Già arrestato per droga, il trentenne sarebbe ora accusato di aver diffuso materiale illecito in gruppi chiusi. Indagini della DDA e dei Carabinieri in corso sulla rete digitale

Non solo droga per il Dj trentenne, noto nell’ambiente notturno di Cagliari, arrestato nel recente Maxi Blitz dei Carabinieri nei locali della movida, l’uomo sarebbe ora finito sotto indagine anche per divulgazione di materiale pedopornografico. La nuova accusa si andrebbe ad aggiungere a quella per detenzione e spaccio di sostanze stupefacenti, che aveva già portato all’emissione di un’ordinanza di custodia cautelare a suo carico.

Le indagini sono condotte dal Nucleo Investigativo dei Carabinieri di Cagliari, sotto il coordinamento della Direzione Distrettuale Antimafia, e hanno fatto emergere un sistema ben più complesso e preoccupante rispetto a quanto inizialmente ipotizzato. L’inchiesta, nata per contrastare un traffico di droghe sintetichetra cui ketamina, MDMA e la pericolosa 2C-B – ha preso una piega ancora più grave con l’analisi dei dispositivi informatici sequestrati al Dj.

Tra dicembre 2023 e giugno 2024, l’uomo avrebbe più volte condiviso immagini e video a contenuto pedopornografico all’interno di gruppi chiusi e canali criptati, mascherati come spazi di promozione per eventi e serate.

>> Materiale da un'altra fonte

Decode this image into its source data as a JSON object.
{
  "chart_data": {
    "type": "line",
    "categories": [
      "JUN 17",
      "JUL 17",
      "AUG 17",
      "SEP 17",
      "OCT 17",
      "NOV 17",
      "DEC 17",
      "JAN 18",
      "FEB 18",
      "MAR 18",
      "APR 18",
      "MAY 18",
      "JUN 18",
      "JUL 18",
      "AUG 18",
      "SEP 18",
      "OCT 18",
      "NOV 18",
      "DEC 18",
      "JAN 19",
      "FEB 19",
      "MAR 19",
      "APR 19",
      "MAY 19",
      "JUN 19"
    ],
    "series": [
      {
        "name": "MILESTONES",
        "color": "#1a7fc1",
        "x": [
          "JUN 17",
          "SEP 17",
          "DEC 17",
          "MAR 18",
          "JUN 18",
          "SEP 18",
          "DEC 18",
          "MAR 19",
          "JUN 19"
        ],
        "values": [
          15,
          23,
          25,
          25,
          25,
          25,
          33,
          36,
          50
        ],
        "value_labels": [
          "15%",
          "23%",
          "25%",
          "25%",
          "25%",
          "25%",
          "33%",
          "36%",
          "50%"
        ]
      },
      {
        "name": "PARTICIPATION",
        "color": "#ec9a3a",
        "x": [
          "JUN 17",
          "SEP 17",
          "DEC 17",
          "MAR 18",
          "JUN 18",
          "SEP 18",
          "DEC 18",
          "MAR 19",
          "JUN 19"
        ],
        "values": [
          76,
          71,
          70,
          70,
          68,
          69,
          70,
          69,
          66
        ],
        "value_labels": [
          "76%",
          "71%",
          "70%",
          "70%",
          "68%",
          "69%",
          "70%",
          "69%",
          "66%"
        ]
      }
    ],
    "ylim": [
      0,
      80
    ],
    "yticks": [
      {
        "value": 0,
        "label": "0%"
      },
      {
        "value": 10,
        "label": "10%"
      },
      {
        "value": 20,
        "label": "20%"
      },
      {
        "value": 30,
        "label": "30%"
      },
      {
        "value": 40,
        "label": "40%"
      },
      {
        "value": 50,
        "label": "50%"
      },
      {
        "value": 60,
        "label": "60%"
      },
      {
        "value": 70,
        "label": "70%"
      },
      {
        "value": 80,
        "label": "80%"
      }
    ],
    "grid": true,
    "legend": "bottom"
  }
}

In realtà, secondo quanto emerso, sarebbero state vetrine digitali per la diffusione di contenuti gravemente illeciti, potenzialmente accessibili anche da utenti non identificati.

Le indagini forensi avrebbero confermato la natura pedopornografica dei file rinvenuti, e l’attività investigativa si sta ora concentrando sull’origine del materiale e sulle connessioni online dell’indagato. Gli inquirenti vogliono stabilire se l’uomo fosse un semplice fruitore o se avesse un ruolo attivo nella rete di distribuzione dei contenuti.

Una rete opaca e ramificata

La vicenda ha destato forte preoccupazione negli ambienti giudiziari e investigativi, non solo per la gravità dei reati contestati, ma anche per le modalità di diffusione digitale e l’apparente facilità con cui i contenuti sono stati veicolati. L’ipotesi investigativa è che i canali criptati utilizzati dal Dj potessero far parte di una rete più ampia, ora al vaglio degli specialisti della cybercrime.

Nel frattempo, proseguono le indagini per ricostruire ogni dettaglio delle attività digitali dell’indagato e per identificare eventuali complici o altri soggetti coinvolti. La magistratura e le forze dell’ordine stanno lavorando per chiarire se il caso sia isolato o il tassello di un fenomeno più ampio.